Her kitabın kendine has bir dili vardır. Arka kapak yazılarından, içindekilere; ön sözünden, sayfalarına; cildinden, kapak üzerindeki resme kadar âdeta her şeyiyle konuşur kitap. Ama kolay ele vermez kendini... Sırlarını hemen ifşa etmez. Yeri gelir, bir satırıyla dünyaları anlatır da yüzlerce sayfada meramını vermez talibine...
Her okurun da kimliğine ve okuma tecrübesine göre şekillenen bir kitap seçim tarzı vardır. Kimileri ince eleyip sık dokur, şekle değil; muhtevaya yüzünü dönerler. Deyim yerindeyse, kitabın dilinin olmasındansa dilinin söylediklerine yoğunlaşırlar. Bu aşamada, kendini kolay ele vermeyen kitapların deşifre edilmesi gerekir. Yani kitapların dilinden anlayan birinin kitabın o kendine özgü dilini çözümlemesi, onu tahlil ve tenkit ederek talibine tanıtması ihtiyacı hâsıl olur.
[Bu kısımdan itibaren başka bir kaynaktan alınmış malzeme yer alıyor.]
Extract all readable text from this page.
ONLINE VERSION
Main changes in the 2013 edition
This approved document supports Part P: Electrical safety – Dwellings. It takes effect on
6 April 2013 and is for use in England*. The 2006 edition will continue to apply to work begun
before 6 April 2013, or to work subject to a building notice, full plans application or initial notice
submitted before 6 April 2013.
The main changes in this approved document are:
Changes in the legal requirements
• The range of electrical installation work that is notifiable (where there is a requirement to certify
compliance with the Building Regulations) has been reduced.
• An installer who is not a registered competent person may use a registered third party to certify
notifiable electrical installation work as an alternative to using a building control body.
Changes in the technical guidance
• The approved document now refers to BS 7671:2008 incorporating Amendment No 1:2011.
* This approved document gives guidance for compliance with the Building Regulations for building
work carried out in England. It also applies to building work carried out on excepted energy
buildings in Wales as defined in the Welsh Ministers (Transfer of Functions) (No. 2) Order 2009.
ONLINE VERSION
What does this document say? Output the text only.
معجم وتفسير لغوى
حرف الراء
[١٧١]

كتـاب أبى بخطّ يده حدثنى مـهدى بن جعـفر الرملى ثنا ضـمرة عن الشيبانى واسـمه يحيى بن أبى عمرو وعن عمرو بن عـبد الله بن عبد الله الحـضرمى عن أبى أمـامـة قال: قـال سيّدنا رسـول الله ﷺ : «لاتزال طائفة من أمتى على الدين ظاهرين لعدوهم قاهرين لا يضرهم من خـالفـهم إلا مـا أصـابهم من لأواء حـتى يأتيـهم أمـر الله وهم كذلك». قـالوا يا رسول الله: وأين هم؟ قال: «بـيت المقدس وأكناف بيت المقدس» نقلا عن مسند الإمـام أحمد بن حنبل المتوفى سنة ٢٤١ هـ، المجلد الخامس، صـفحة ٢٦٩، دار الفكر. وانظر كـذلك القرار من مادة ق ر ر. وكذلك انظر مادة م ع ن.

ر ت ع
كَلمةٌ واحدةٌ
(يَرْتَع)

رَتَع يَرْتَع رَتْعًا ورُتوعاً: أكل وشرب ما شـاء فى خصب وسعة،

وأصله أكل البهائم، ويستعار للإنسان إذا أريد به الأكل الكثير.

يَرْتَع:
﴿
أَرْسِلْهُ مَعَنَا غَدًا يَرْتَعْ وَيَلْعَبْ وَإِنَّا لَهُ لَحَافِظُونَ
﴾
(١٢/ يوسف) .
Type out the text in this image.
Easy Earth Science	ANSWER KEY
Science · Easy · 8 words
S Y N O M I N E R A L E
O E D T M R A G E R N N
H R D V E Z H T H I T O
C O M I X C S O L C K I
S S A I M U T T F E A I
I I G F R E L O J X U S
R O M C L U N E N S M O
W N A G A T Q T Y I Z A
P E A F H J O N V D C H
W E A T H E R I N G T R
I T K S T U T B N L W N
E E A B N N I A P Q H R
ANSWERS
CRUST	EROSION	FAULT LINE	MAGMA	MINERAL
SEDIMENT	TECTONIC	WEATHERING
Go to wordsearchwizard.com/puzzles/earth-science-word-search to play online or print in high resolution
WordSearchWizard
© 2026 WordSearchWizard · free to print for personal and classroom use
İşte Ömer Karabayır burada devreye girerek, ilk aşamada okurla kitap arasında bir rabıtanın oluşmasını sağlar. İkinci olarak, binlerce kitap arasında kalıp kendi diline yakın kitabı arayan okura rehber olur. Son olarak, kitabın sesinin akislerini muhatabına duyurur ve onu fikren doyurur. Daha ne olsun!
Son söz: "Kitabı kitapta bulmak için bu kitabı okuyun."